3. Under Your Fingernails
If you never scrub your nails while washing your hands, you aren't really doing a great job at protecting yourself from harmful germs. What you need to do is to soak a cotton swab in some warm and soapy water, before swabbing it under your nails in order to remove all forms of dirt, grime, and debris that will certainly have accumulated under there.
4. Behind Your Ears
Your mom was totally right about this one! According to Dr. Glatter, "the warm and recessed area is full of sebaceous glands which secrete sebum.” This is bad because "sebum provides an ideal hiding place for Staph aureus and Tinea capitis and corporis bacteria, and if not cleaned daily, may start to produce a musty odor.”
5. Your Belly Button
“Belly buttons are warm, with nooks and crevices, making them a great place for bacteria to hide,” claims Dr. Glatter. This is why it's important to swab yours once a day using a cotton swab soaked in alcohol or warm, soapy water.
6. The Bottom and Sides of Your Feet
Simply soaking your feet in the bath or shower is nowhere near enough effort for proper foot health. According to Dr. Glatter, “Staph aureus and Tinea pedis (the fungus that causes athlete’s foot) are common in these areas, especially if you sweat vigorously, and even more so if you don’t wear socks, or simply wear sandals or flip-flops.” This is why you should wash and dry between your toes using some mild soap every day.
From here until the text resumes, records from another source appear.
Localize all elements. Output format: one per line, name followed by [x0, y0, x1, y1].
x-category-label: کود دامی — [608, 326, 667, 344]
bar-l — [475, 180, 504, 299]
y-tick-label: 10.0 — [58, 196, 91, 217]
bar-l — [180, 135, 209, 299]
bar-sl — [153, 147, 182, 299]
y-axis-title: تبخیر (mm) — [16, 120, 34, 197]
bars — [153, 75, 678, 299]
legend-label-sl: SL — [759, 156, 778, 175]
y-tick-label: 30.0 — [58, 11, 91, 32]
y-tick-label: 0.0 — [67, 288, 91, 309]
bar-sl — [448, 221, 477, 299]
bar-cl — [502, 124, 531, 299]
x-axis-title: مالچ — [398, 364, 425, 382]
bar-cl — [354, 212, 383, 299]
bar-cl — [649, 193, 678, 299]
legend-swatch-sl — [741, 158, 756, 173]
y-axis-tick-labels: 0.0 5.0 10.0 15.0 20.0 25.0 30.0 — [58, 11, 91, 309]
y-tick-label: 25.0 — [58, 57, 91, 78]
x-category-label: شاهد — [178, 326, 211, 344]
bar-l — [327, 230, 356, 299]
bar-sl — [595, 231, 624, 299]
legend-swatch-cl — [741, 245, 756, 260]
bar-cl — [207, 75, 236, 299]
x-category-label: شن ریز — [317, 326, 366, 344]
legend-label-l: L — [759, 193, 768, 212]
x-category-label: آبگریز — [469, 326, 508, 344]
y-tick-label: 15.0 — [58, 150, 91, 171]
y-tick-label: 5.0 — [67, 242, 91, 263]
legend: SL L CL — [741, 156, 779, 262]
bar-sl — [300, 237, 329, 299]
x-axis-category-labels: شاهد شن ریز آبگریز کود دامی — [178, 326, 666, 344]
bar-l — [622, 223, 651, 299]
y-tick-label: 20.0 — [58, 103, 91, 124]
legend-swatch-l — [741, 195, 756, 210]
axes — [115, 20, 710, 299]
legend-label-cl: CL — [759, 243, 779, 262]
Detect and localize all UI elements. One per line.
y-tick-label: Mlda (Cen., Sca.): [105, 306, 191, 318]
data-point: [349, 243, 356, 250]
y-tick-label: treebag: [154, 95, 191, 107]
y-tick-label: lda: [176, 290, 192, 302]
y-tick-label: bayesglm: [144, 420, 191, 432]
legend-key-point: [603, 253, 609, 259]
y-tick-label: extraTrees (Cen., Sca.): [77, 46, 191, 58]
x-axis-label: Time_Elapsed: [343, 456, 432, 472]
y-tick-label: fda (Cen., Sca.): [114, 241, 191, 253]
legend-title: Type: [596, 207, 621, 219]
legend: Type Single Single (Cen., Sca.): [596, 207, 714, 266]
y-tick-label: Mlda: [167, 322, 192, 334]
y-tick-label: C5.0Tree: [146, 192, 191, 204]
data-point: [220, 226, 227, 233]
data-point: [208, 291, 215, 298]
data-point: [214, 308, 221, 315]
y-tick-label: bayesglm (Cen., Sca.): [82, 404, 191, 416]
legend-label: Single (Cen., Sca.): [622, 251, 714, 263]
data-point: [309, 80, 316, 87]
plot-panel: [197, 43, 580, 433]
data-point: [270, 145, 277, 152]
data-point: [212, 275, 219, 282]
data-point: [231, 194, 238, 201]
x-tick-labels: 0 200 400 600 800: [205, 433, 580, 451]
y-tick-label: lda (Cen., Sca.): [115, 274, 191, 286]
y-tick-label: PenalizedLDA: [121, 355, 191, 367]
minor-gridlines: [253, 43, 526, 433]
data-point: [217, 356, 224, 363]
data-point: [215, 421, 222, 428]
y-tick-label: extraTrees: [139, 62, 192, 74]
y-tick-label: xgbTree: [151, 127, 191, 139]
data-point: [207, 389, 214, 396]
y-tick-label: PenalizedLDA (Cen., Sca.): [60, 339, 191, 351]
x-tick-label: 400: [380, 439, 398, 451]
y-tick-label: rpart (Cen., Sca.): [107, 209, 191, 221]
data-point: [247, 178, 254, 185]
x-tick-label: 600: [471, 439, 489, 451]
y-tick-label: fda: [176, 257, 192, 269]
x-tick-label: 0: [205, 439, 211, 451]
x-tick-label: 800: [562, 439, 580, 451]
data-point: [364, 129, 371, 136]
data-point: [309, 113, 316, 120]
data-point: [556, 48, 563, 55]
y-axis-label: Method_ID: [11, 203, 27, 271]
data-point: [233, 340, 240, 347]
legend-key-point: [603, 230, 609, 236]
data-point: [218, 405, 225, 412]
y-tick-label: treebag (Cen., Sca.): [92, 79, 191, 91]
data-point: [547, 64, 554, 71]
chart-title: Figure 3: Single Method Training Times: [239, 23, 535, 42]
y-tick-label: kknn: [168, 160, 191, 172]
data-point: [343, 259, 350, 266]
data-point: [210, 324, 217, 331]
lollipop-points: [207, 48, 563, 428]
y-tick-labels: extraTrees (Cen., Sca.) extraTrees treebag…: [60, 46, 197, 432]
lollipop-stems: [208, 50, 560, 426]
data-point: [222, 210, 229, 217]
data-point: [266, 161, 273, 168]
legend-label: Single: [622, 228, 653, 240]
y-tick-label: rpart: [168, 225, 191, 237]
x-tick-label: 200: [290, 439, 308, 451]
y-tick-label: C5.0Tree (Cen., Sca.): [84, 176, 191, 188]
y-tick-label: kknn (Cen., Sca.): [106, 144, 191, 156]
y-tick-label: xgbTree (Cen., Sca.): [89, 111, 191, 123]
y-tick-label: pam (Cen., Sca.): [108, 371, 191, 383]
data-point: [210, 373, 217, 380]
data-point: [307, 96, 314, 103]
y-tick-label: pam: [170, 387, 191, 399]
7. Your Elbows and Creases
“Your elbows and the creases are not only hidden to you in your daily life, but you often place them on dirty surfaces (think countertops, desks, restaurant tables) without realizing it,” Dr. Glatter explains. “You can develop dry and scaly skin on your elbows that may be prone to micro skin breaks that can serve as portals of entry for bacteria, leading to skin and soft-tissue infections from Staph aureus and MRSA.” You should clean these areas at least once a day with a bath pouf or washcloth.
8. The Back of Your Neck
The back of your neck is a warm region, which is often moist, particularly if you exercise frequently or have long hair. This makes it enticing for both bacteria and body mites to thrive. You should clean the back of your neck daily with some mild soap and a warm, wet washcloth.